Si la condamnation de la répression violente des manifestants pacifiques par l’État-parti a été unanime ou presque, des différences d’opinion très vives continuent à diviser les témoins comme les chercheurs au sujet de la nature du mouvement : s’agissait-il avant tout d’une lutte factionnelle au sommet de l’État, dans la continuité des luttes politiques sous Mao, dont les étudiants auraient été les victimes naïves ? Ou bien fallait-il y voir l’influence des idées occidentales dont la réception au cours des années 1980 a été décrite comme un mouvement de « nouvelles Lumières » ? Ou bien enfin, à l’instar des révolutions qui ont eu lieu la même année en Europe centrale et orientale, fallait-il comprendre ce mouvement comme l’éveil d’une société civile chinoise qui revendiquait son autonomie par rapport à l’État ? Des réponses qu’on apporte à ces questions dépendent, en fin de compte, non seulement l’interprétation des événements eux-mêmes, mais aussi la lecture qu’on peut faire de l’évolution de la Chine depuis 1989.
Les événements
Les événements du printemps sont désormais bien étudiés, sinon entièrement connus[2]. Suite à la mort, le 15 avril 1989, de Hu Yaobang, dirigeant libéral qui avait été démis de ses fonctions de secrétaire général du Parti communiste chinois (PCC) en 1987, un mouvement spontané de commémoration s’est organisé parmi les étudiants des grandes universités de Pékin (et dans une moindre mesure dans quelques villes de province comme Xi’an et Changsha, la plupart des villes ne se mobilisant que début mai). En l’espace d’une dizaine de jours, les fronts étaient tracés, les étudiants demandant une révision du verdict sur Hu Yaobang, ainsi qu’une reconnaissance des organisations autonomes estudiantines et un dialogue sur un pied d’égalité avec les dirigeants, le pouvoir de son côté refusant de traiter avec tout groupe non reconnu par l’État-parti. L’éditorial du 26 avril dans le Quotidien du Peuple publia une formule résumant le jugement de Deng Xiaoping, qui n’a jamais varié par la suite : elle désignait les manifestations comme une « émeute anti-socialiste et anti-Parti » et comparait les manifestants aux Gardes rouges de la Révolution culturelle.

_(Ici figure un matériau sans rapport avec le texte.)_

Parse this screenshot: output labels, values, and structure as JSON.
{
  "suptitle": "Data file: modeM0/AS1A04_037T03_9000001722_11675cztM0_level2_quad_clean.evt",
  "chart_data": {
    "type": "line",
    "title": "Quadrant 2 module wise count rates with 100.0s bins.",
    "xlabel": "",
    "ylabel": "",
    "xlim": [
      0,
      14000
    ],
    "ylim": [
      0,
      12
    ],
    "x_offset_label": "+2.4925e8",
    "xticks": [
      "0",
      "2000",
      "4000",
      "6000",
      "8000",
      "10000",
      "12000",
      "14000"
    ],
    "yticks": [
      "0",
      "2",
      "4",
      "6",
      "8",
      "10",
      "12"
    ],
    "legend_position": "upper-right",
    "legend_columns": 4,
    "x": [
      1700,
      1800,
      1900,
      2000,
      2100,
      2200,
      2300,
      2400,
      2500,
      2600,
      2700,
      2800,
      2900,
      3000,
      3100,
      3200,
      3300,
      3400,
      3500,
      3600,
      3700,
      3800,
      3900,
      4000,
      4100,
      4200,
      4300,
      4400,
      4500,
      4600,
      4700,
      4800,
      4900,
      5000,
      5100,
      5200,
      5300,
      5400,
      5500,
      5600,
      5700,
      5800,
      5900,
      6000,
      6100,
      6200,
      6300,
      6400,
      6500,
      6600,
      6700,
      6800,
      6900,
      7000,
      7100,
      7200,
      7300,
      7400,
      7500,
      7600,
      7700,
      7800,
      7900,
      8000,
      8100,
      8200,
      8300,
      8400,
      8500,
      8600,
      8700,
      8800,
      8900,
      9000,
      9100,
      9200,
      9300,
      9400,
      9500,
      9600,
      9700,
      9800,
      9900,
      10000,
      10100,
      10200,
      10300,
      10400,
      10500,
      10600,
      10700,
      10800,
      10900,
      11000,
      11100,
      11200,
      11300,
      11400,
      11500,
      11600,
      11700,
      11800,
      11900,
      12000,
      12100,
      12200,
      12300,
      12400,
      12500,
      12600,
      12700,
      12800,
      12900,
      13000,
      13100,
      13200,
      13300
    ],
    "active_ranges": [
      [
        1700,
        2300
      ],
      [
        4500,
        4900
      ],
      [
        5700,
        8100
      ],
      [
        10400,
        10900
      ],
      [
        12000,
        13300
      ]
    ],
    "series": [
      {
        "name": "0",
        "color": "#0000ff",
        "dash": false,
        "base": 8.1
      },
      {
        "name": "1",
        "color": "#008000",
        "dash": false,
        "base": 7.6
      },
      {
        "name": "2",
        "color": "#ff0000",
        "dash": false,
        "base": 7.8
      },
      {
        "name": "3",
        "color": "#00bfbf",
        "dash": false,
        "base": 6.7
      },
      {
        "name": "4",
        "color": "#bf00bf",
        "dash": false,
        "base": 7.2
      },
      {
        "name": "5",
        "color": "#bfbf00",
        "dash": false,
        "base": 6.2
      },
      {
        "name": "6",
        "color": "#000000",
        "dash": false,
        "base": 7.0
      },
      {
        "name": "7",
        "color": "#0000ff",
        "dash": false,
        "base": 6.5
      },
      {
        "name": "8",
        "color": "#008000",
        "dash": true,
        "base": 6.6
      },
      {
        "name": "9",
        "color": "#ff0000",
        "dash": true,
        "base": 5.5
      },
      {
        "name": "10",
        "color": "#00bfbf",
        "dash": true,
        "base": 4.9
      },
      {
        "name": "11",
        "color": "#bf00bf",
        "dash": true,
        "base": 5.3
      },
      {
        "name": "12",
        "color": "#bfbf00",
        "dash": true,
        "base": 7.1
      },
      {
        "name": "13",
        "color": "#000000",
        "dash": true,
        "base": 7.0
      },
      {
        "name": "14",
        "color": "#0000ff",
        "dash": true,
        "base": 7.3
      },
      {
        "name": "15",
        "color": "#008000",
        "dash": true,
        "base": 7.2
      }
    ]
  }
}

Au retour de Zhao Ziyang, secrétaire général réformiste du Parti, qui s’était absenté de Pékin pour une visite officielle en Corée du Nord, la ligne du pouvoir s’infléchit et, suite à deux discours conciliants de Zhao prononcés les 3 et 4 mai, une brèche sembla s’ouvrir au sommet de l’État, qui déclencha de nouvelles mobilisations de pans plus larges de la population, notamment parmi les journalistes et dans les villes de province ainsi qu’à Hong Kong. Sachant que les mains du pouvoir étaient liées par la visite historique de Gorbatchev à Pékin, prévue pour les 15 et 16 mai, certains étudiants déclenchèrent une grève de la faim sur la place Tiananmen le 13 mai, demandant le retrait de l’éditorial du 26 avril et renouvelant la demande de dialogue sur un pied d’égalité entre les associations autonomes d’étudiants et les dirigeants du Parti et de l’État. Cette grève de la faim déclencha une immense vague de solidarité parmi la population générale aussi bien à Pékin qu’en province, renforçant les inquiétudes du pouvoir.

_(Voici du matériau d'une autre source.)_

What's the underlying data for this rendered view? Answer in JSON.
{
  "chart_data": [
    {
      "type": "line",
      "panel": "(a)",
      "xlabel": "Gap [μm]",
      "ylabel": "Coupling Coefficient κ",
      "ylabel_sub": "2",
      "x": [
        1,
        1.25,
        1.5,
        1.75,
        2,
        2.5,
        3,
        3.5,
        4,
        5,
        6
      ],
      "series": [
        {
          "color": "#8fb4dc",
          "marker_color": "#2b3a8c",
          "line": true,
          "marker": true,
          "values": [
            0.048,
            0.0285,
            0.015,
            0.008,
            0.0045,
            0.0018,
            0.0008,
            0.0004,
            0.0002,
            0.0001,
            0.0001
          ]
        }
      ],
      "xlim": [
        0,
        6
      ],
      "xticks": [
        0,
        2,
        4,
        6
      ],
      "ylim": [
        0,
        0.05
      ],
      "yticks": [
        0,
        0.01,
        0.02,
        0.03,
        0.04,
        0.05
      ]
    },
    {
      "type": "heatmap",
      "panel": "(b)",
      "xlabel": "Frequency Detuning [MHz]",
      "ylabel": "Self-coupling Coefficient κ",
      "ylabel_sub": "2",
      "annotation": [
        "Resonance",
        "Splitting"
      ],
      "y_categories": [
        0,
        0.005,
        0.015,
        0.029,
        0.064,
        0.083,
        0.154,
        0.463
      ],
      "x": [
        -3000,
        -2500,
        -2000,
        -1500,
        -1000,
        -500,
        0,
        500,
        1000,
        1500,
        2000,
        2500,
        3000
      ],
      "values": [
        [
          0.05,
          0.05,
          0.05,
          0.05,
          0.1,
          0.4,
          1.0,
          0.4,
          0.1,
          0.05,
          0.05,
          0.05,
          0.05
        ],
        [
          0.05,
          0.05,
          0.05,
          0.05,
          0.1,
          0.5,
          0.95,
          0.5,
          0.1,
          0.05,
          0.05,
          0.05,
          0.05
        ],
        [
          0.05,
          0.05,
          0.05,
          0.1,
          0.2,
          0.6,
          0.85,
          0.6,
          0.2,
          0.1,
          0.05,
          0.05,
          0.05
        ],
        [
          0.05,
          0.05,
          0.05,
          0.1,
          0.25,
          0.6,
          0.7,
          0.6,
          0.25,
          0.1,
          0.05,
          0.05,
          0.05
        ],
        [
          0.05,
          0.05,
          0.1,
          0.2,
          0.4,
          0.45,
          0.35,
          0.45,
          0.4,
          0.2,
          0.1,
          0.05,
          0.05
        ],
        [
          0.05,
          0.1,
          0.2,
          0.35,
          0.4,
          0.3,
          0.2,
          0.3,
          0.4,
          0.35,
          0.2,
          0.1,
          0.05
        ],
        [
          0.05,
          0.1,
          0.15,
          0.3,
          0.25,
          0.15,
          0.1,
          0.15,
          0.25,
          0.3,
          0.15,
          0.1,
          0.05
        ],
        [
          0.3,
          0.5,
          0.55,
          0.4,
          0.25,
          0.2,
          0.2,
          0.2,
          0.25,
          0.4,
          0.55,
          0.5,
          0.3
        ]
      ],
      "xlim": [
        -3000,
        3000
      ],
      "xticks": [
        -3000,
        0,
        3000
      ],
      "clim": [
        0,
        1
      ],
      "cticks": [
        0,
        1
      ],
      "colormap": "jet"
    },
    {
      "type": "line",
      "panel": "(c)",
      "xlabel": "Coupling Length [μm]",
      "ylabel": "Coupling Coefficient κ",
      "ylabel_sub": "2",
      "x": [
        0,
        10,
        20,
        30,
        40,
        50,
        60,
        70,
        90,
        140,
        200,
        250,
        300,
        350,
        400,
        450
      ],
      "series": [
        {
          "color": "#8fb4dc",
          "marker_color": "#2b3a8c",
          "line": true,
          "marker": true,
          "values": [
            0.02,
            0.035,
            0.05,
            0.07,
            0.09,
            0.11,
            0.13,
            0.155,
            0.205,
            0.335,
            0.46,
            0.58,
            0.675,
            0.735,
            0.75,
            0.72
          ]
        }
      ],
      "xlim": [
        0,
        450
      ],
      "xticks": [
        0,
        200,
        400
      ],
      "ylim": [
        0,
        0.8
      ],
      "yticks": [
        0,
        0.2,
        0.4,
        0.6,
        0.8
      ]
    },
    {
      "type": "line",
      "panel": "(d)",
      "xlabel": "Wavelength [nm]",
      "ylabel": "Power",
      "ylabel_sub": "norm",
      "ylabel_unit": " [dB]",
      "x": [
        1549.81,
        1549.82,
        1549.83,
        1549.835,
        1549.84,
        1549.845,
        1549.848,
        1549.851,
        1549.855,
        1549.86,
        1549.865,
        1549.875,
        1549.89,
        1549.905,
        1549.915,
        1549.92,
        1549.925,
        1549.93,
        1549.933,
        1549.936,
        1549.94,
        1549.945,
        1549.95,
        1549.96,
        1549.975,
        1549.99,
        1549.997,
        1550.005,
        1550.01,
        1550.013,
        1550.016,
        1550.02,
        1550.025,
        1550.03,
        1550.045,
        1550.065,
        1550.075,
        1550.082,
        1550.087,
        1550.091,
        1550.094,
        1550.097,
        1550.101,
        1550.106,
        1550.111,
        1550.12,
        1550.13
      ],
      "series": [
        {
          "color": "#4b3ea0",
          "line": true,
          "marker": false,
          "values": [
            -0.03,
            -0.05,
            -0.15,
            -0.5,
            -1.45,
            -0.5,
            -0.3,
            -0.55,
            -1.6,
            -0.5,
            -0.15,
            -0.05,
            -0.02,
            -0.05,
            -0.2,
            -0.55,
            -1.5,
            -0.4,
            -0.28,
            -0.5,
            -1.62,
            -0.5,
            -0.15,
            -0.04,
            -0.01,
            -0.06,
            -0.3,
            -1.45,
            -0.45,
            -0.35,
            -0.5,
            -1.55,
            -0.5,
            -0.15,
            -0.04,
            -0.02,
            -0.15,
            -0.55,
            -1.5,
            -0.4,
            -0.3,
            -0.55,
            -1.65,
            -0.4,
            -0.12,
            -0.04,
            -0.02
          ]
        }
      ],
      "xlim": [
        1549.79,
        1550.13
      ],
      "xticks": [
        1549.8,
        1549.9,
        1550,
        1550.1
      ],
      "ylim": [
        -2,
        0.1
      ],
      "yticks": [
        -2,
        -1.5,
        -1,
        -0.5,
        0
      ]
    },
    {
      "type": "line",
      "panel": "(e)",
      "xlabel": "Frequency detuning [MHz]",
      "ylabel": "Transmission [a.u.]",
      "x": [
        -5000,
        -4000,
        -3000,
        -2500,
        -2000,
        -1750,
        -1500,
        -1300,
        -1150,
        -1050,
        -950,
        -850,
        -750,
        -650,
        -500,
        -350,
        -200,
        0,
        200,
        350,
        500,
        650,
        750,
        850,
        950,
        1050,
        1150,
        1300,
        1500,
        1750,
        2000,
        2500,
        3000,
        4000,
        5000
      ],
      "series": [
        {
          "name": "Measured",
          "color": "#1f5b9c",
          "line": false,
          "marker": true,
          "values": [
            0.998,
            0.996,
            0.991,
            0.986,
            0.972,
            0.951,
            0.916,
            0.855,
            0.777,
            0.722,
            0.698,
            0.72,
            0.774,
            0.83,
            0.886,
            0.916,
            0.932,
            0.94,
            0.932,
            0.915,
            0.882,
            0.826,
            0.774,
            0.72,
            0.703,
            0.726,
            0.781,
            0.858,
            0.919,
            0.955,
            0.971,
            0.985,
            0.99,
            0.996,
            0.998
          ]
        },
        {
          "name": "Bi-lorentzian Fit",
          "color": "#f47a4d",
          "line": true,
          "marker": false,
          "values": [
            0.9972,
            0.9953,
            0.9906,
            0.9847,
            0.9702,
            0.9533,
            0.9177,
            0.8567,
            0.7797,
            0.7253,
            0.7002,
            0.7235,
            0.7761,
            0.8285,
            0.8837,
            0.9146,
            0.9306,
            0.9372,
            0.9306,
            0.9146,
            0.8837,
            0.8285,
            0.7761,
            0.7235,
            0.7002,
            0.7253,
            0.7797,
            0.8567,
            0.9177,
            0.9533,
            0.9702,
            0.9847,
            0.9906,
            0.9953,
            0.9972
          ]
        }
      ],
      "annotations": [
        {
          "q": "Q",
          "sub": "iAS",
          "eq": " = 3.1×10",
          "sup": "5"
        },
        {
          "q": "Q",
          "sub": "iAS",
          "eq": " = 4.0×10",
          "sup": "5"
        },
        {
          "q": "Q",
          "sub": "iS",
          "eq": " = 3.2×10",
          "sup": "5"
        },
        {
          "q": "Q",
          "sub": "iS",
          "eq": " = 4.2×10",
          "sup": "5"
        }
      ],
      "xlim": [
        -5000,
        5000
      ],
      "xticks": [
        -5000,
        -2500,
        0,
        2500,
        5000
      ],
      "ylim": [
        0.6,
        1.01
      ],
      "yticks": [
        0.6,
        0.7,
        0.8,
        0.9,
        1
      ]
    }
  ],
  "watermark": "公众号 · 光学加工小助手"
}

Dès le départ de Gorbatchev de Pékin, Deng Xiaoping convoqua plusieurs réunions pour décider la proclamation de la loi martiale, contre l’avis de Zhao Ziyang. Après que le comité permanent du Politburo eut échoué à prendre une décision le 17 mai au soir, celle-ci fut renvoyée à un conseil des « anciens » le lendemain matin, qui se rangea unanimement à l’avis de Deng. Le 19 mai au petit matin, Zhao Ziyang se rendit sur la place pour s’excuser auprès des étudiants avant de disparaître de la vie politique (il a passé les quinze années suivantes en résidence surveillée jusqu’à sa mort en 2005). Tard le soir, Li Peng proclama la loi martiale à la télévision.
La déclaration de la loi martiale remobilisa les citadins de Pékin et d’autres villes, si bien que les troupes furent bloquées à l’entrée de Pékin, laissant entrevoir une issue pacifique. Cependant, les groupes étudiants sur la place Tiananmen se radicalisèrent (notamment avec l’arrivée d’étudiants de province) et les tentatives de dirigeants étudiants de favoriser un retrait de la place échouèrent. Une grève de la faim de « quatre personnalités » (Liu Xiaobo, le chanteur Hou Dejian, les universitaires Zhou Duo et Gao Xin) ne suffit pas à les convaincre de se retirer honorablement. La nouvelle tentative de la population pékinoise de s’opposer à l’entrée des troupes pendant la nuit du 3 au 4 juin déboucha cette fois sur l’usage d’une force létale par la troupe : même si l’évacuation de la place elle-même se fit pratiquement sans effusion de sang grâce aux efforts de Liu Xiaobo, de nombreux civils sont morts aux carrefours de Muxidi et de Liubukou notamment. Dans les jours qui suivirent, les manifestants dans les villes de province furent également renvoyés dans leurs universités, et la campagne de répression et de propagande commença.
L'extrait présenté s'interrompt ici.